Please help me understand. I have the above F8 mirror lens. I know the difference between F stop and T stop. I have measured this T stop experimentally it is higher than F8. The DOF feels very narrow at close distances. It is very difficult for everyone to focus. I decided to measure DOF experimentally. I understand it is not an exact number only an estimate. When you look at a ruler almost parallel to the lens it is not black and white (binary true and false) whether it is in focus or not. At 40ft distance about 3-5” are in focus. Far away I counted the street signs. Pixel peeping between 1300 and 7000 feet is in focus. Calculating the F stop it is F 4-5 up close. F10 far away. Not so different from the F8 printed on the lens. Why is it so different at 40ft?
Depth of Field calculators assume that the Circle of Confusion is a consolidated circle that changes size in proportion to the F stop, but catadioptric lenses have a central obstruction, which creates a ring-shaped CoC.
Instead of reducing the size of the aperture from the outside in, as is typical of refractive lenses, the aperture is reduced from the inside out.
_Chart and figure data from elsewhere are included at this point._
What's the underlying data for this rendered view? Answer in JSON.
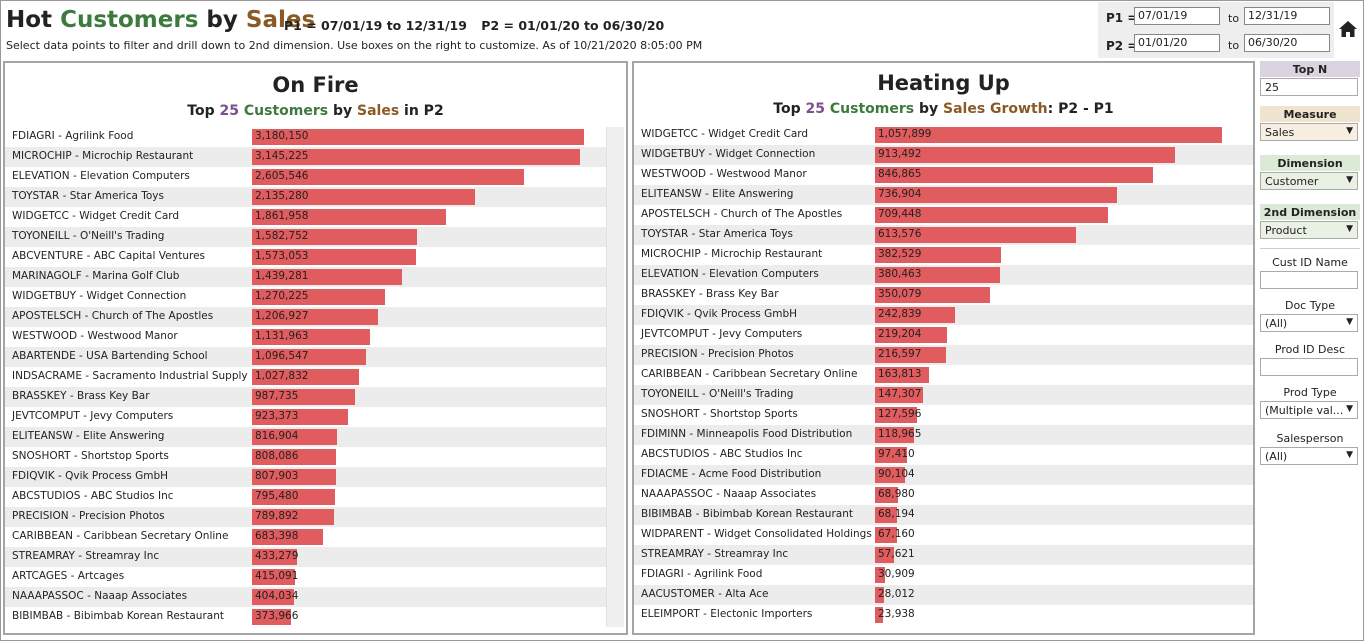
{
  "header": {
    "title_parts": [
      "Hot ",
      "Customers",
      " by ",
      "Sales"
    ],
    "p1_text": "P1 = 07/01/19 to 12/31/19",
    "p2_text": "P2 =  01/01/20 to  06/30/20",
    "subtitle": "Select data points to filter and drill down to 2nd dimension. Use boxes on the right to customize. As of  10/21/2020 8:05:00 PM"
  },
  "dates": {
    "p1_label": "P1 =",
    "p1_from": "07/01/19",
    "p1_to": "12/31/19",
    "p2_label": "P2 =",
    "p2_from": "01/01/20",
    "p2_to": "06/30/20",
    "to_label": "to"
  },
  "filters": {
    "topn_label": "Top N",
    "topn_value": "25",
    "measure_label": "Measure",
    "measure_value": "Sales",
    "dimension_label": "Dimension",
    "dimension_value": "Customer",
    "dim2_label": "2nd Dimension",
    "dim2_value": "Product",
    "custid_label": "Cust ID Name",
    "custid_value": "",
    "doctype_label": "Doc Type",
    "doctype_value": "(All)",
    "prodid_label": "Prod ID Desc",
    "prodid_value": "",
    "prodtype_label": "Prod Type",
    "prodtype_value": "(Multiple val...",
    "salesperson_label": "Salesperson",
    "salesperson_value": "(All)"
  },
  "colors": {
    "bar": "#e05c5e",
    "number_accent": "#7d4f8e",
    "customers_accent": "#3d7a3d",
    "sales_accent": "#8a5a25"
  },
  "chart_data": [
    {
      "type": "bar",
      "orientation": "horizontal",
      "title": "On Fire",
      "subtitle_parts": [
        "Top ",
        "25",
        " Customers",
        " by ",
        "Sales",
        " in P2"
      ],
      "categories": [
        "FDIAGRI  -  Agrilink Food",
        "MICROCHIP  -  Microchip Restaurant",
        "ELEVATION  -  Elevation Computers",
        "TOYSTAR  -  Star America Toys",
        "WIDGETCC  -  Widget Credit Card",
        "TOYONEILL  -  O'Neill's Trading",
        "ABCVENTURE  -  ABC Capital Ventures",
        "MARINAGOLF  -  Marina Golf Club",
        "WIDGETBUY  -  Widget Connection",
        "APOSTELSCH  -  Church of The Apostles",
        "WESTWOOD  -  Westwood Manor",
        "ABARTENDE  -  USA Bartending School",
        "INDSACRAME  -  Sacramento Industrial Supply",
        "BRASSKEY  -  Brass Key Bar",
        "JEVTCOMPUT  -  Jevy Computers",
        "ELITEANSW  -  Elite Answering",
        "SNOSHORT  -  Shortstop Sports",
        "FDIQVIK  -  Qvik Process GmbH",
        "ABCSTUDIOS  -  ABC Studios Inc",
        "PRECISION  -  Precision Photos",
        "CARIBBEAN  -  Caribbean Secretary Online",
        "STREAMRAY  -  Streamray Inc",
        "ARTCAGES  -  Artcages",
        "NAAAPASSOC  -  Naaap Associates",
        "BIBIMBAB  -  Bibimbab Korean Restaurant"
      ],
      "values": [
        3180150,
        3145225,
        2605546,
        2135280,
        1861958,
        1582752,
        1573053,
        1439281,
        1270225,
        1206927,
        1131963,
        1096547,
        1027832,
        987735,
        923373,
        816904,
        808086,
        807903,
        795480,
        789892,
        683398,
        433279,
        415091,
        404034,
        373966
      ],
      "value_labels": [
        "3,180,150",
        "3,145,225",
        "2,605,546",
        "2,135,280",
        "1,861,958",
        "1,582,752",
        "1,573,053",
        "1,439,281",
        "1,270,225",
        "1,206,927",
        "1,131,963",
        "1,096,547",
        "1,027,832",
        "987,735",
        "923,373",
        "816,904",
        "808,086",
        "807,903",
        "795,480",
        "789,892",
        "683,398",
        "433,279",
        "415,091",
        "404,034",
        "373,966"
      ],
      "xlim": [
        0,
        3400000
      ]
    },
    {
      "type": "bar",
      "orientation": "horizontal",
      "title": "Heating Up",
      "subtitle_parts": [
        "Top ",
        "25",
        " Customers",
        " by ",
        "Sales Growth",
        ": P2 - P1"
      ],
      "categories": [
        "WIDGETCC  -  Widget Credit Card",
        "WIDGETBUY  -  Widget Connection",
        "WESTWOOD  -  Westwood Manor",
        "ELITEANSW  -  Elite Answering",
        "APOSTELSCH  -  Church of The Apostles",
        "TOYSTAR  -  Star America Toys",
        "MICROCHIP  -  Microchip Restaurant",
        "ELEVATION  -  Elevation Computers",
        "BRASSKEY  -  Brass Key Bar",
        "FDIQVIK  -  Qvik Process GmbH",
        "JEVTCOMPUT  -  Jevy Computers",
        "PRECISION  -  Precision Photos",
        "CARIBBEAN  -  Caribbean Secretary Online",
        "TOYONEILL  -  O'Neill's Trading",
        "SNOSHORT  -  Shortstop Sports",
        "FDIMINN  -  Minneapolis Food Distribution",
        "ABCSTUDIOS  -  ABC Studios Inc",
        "FDIACME  -  Acme Food Distribution",
        "NAAAPASSOC  -  Naaap Associates",
        "BIBIMBAB  -  Bibimbab Korean Restaurant",
        "WIDPARENT  -  Widget Consolidated Holdings",
        "STREAMRAY  -  Streamray Inc",
        "FDIAGRI  -  Agrilink Food",
        "AACUSTOMER  -  Alta Ace",
        "ELEIMPORT  -  Electonic Importers"
      ],
      "values": [
        1057899,
        913492,
        846865,
        736904,
        709448,
        613576,
        382529,
        380463,
        350079,
        242839,
        219204,
        216597,
        163813,
        147307,
        127596,
        118965,
        97410,
        90104,
        68980,
        68194,
        67160,
        57621,
        30909,
        28012,
        23938
      ],
      "value_labels": [
        "1,057,899",
        "913,492",
        "846,865",
        "736,904",
        "709,448",
        "613,576",
        "382,529",
        "380,463",
        "350,079",
        "242,839",
        "219,204",
        "216,597",
        "163,813",
        "147,307",
        "127,596",
        "118,965",
        "97,410",
        "90,104",
        "68,980",
        "68,194",
        "67,160",
        "57,621",
        "30,909",
        "28,012",
        "23,938"
      ],
      "xlim": [
        0,
        1100000
      ]
    }
  ]
}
So the overall diameter of the CoC is larger than would be expected from the F-stop used for exposure calculations. It is similar to using ND filters, where DOF corresponds to the size of the aperture, not the change in exposure.
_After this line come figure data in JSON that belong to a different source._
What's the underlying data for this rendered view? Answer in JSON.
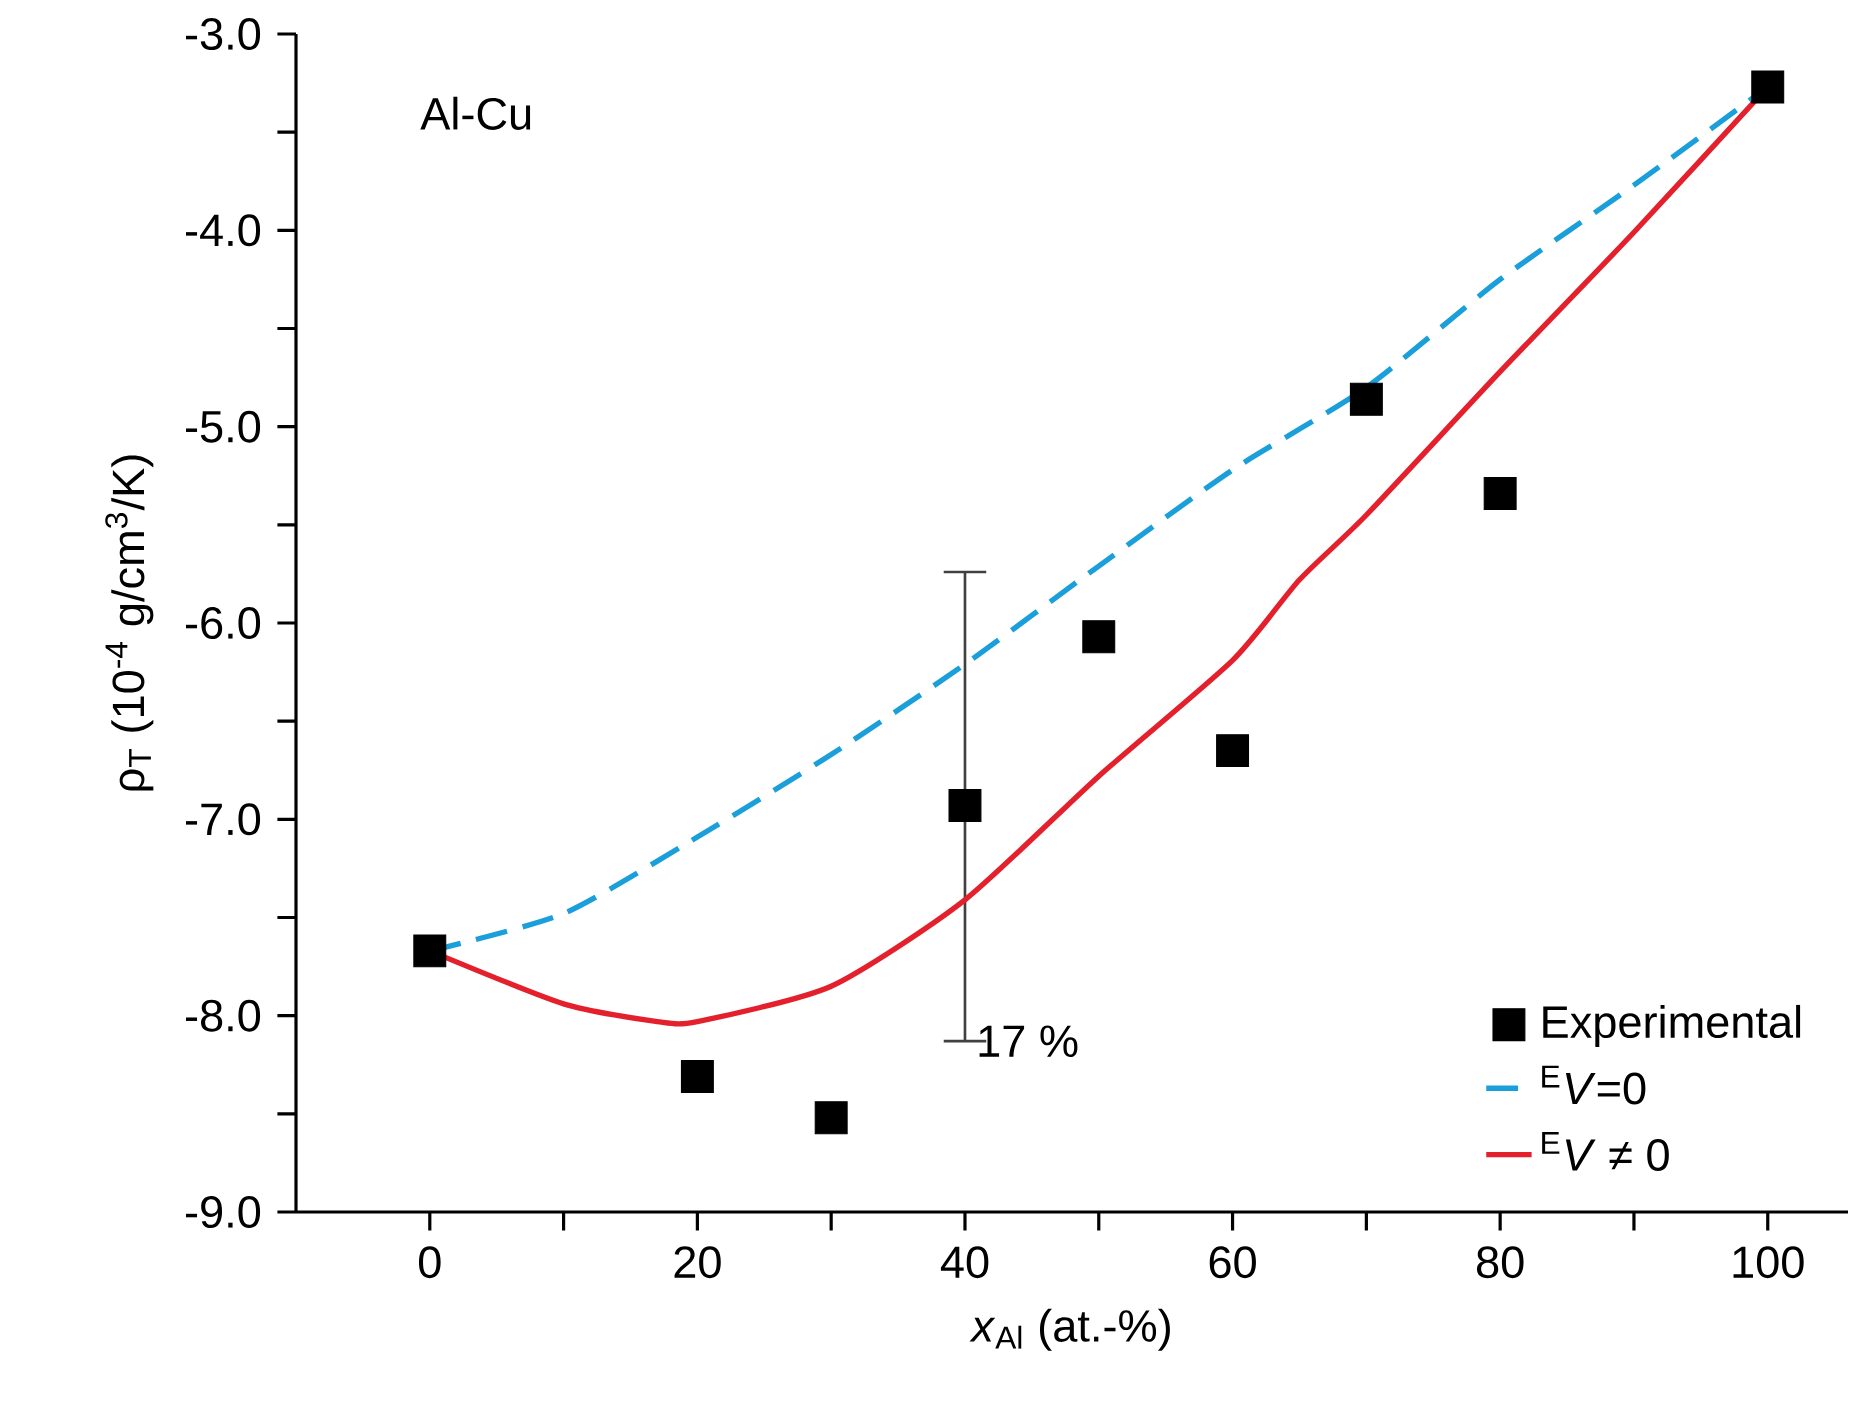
{
  "chart_data": {
    "type": "scatter",
    "xlabel": "*x*$_{Al}$ (at.-%)",
    "ylabel": "ρ$_{T}$ (10$^{-4}$ g/cm$^{3}$/K)",
    "xlim": [
      -10,
      106
    ],
    "ylim": [
      -9,
      -3
    ],
    "xticks": [
      0,
      {
        "value": 10,
        "label": null
      },
      20,
      {
        "value": 30,
        "label": null
      },
      40,
      {
        "value": 50,
        "label": null
      },
      60,
      {
        "value": 70,
        "label": null
      },
      80,
      {
        "value": 90,
        "label": null
      },
      100
    ],
    "yticks": [
      {
        "value": -9,
        "label": "-9.0"
      },
      {
        "value": -8.5,
        "label": null
      },
      {
        "value": -8,
        "label": "-8.0"
      },
      {
        "value": -7.5,
        "label": null
      },
      {
        "value": -7,
        "label": "-7.0"
      },
      {
        "value": -6.5,
        "label": null
      },
      {
        "value": -6,
        "label": "-6.0"
      },
      {
        "value": -5.5,
        "label": null
      },
      {
        "value": -5,
        "label": "-5.0"
      },
      {
        "value": -4.5,
        "label": null
      },
      {
        "value": -4,
        "label": "-4.0"
      },
      {
        "value": -3.5,
        "label": null
      },
      {
        "value": -3,
        "label": "-3.0"
      }
    ],
    "legend": "bottom right",
    "annotations": [
      "Al-Cu",
      {
        "text": "17 %",
        "x": 40,
        "y": -8.13
      }
    ],
    "series": [
      {
        "name": "Experimental",
        "marker": "square",
        "color": "#000000",
        "x": [
          0,
          20,
          30,
          40,
          50,
          60,
          70,
          80,
          100
        ],
        "values": [
          -7.67,
          -8.31,
          -8.52,
          -6.93,
          -6.07,
          -6.65,
          -4.86,
          -5.34,
          -3.27
        ],
        "errors": [
          null,
          null,
          null,
          [
            -8.13,
            -5.74
          ],
          null,
          null,
          null,
          null,
          null
        ]
      },
      {
        "name": "$^{E}$*V*=0",
        "type": "line",
        "line_style": "dashed",
        "color": "#1a9fdb",
        "x": [
          0,
          10,
          20,
          30,
          40,
          50,
          60,
          70,
          80,
          90,
          100
        ],
        "values": [
          -7.67,
          -7.48,
          -7.09,
          -6.67,
          -6.21,
          -5.71,
          -5.22,
          -4.8,
          -4.25,
          -3.77,
          -3.27
        ]
      },
      {
        "name": "$^{E}$*V* ≠ 0",
        "type": "line",
        "line_style": "solid",
        "color": "#e3202b",
        "x": [
          0,
          10,
          17,
          20,
          30,
          40,
          50,
          60,
          65,
          70,
          80,
          90,
          100
        ],
        "values": [
          -7.67,
          -7.94,
          -8.03,
          -8.03,
          -7.85,
          -7.41,
          -6.78,
          -6.19,
          -5.78,
          -5.45,
          -4.72,
          -4.01,
          -3.27
        ]
      }
    ]
  }
}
The central obstruction also reduces sharpness and contrast, which further complicates DOF considerations. Ultimately, you have to use your own eyes and judgement to decide DOF, instead of relying on calculators.
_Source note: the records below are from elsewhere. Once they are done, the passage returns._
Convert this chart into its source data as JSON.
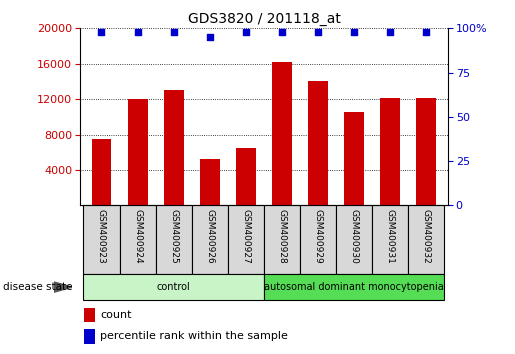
{
  "title": "GDS3820 / 201118_at",
  "samples": [
    "GSM400923",
    "GSM400924",
    "GSM400925",
    "GSM400926",
    "GSM400927",
    "GSM400928",
    "GSM400929",
    "GSM400930",
    "GSM400931",
    "GSM400932"
  ],
  "counts": [
    7500,
    12000,
    13000,
    5200,
    6500,
    16200,
    14000,
    10500,
    12100,
    12100
  ],
  "percentiles": [
    98,
    98,
    98,
    95,
    98,
    98,
    98,
    98,
    98,
    98
  ],
  "bar_color": "#cc0000",
  "dot_color": "#0000cc",
  "ylim_left": [
    0,
    20000
  ],
  "ylim_right": [
    0,
    100
  ],
  "yticks_left": [
    4000,
    8000,
    12000,
    16000,
    20000
  ],
  "yticks_right": [
    0,
    25,
    50,
    75,
    100
  ],
  "groups": [
    {
      "label": "control",
      "indices": [
        0,
        1,
        2,
        3,
        4
      ],
      "color": "#c8f4c8"
    },
    {
      "label": "autosomal dominant monocytopenia",
      "indices": [
        5,
        6,
        7,
        8,
        9
      ],
      "color": "#55dd55"
    }
  ],
  "disease_state_label": "disease state",
  "legend_count_label": "count",
  "legend_percentile_label": "percentile rank within the sample",
  "grid_color": "#000000",
  "xlabel_area_color": "#d8d8d8",
  "xlabel_border_color": "#000000"
}
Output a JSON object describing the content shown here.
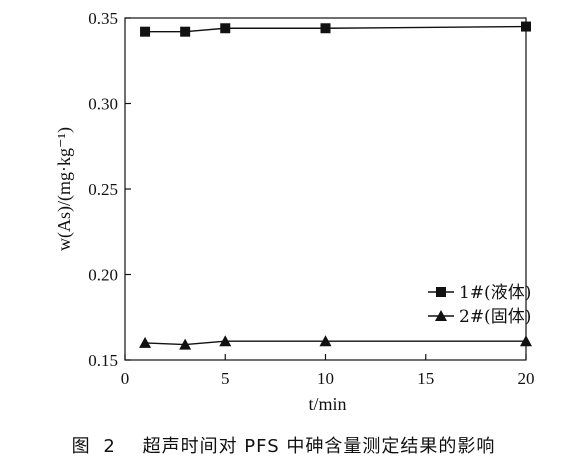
{
  "chart_data": {
    "type": "line",
    "xlabel": "t/min",
    "ylabel": "w(As)/(mg·kg⁻¹)",
    "xlim": [
      0,
      20
    ],
    "ylim": [
      0.15,
      0.35
    ],
    "xticks": [
      "0",
      "5",
      "10",
      "15",
      "20"
    ],
    "yticks": [
      "0.15",
      "0.20",
      "0.25",
      "0.30",
      "0.35"
    ],
    "grid": false,
    "legend_position": "bottom-right",
    "series": [
      {
        "name": "1#(液体)",
        "marker": "square",
        "x": [
          1,
          3,
          5,
          10,
          20
        ],
        "values": [
          0.342,
          0.342,
          0.344,
          0.344,
          0.345
        ]
      },
      {
        "name": "2#(固体)",
        "marker": "triangle",
        "x": [
          1,
          3,
          5,
          10,
          20
        ],
        "values": [
          0.16,
          0.159,
          0.161,
          0.161,
          0.161
        ]
      }
    ]
  },
  "caption": {
    "label": "图",
    "number": "2",
    "text": "超声时间对 PFS 中砷含量测定结果的影响"
  },
  "colors": {
    "line": "#111111",
    "background": "#ffffff"
  }
}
Take a catadioptric lens with a front element with diameter of about 72mm with a central obstruction of about 34mm. The diameter of a circle with the same area is about 63.5mm. That's close enough to F8 for lens labeling and exposure calculations.
But DOF would correspond with F6.9, based on the full diameter of the aperture. Also, because the center is blocked, sharpness and contrast are reduced, which further reduces apparent sharpness. So DOF appearing to correspond with F4 is reasonable. In this example, DOF should not appear to correspond with any aperture narrower than F6.9.
No it does not make sense. The 500mm focal length is true when imaging an object at infinity (about 2000 focal lengths or more distance). When imaging at 40 feet, you must rack the lens forward to achieve focus. I calculate 526mm as the effective focal length for 40 feet. Now the working f-number becomes 8.3, not much but some loss of image brightness. Not the f/4 you measured. How did you work this problem for 40 feet object distance?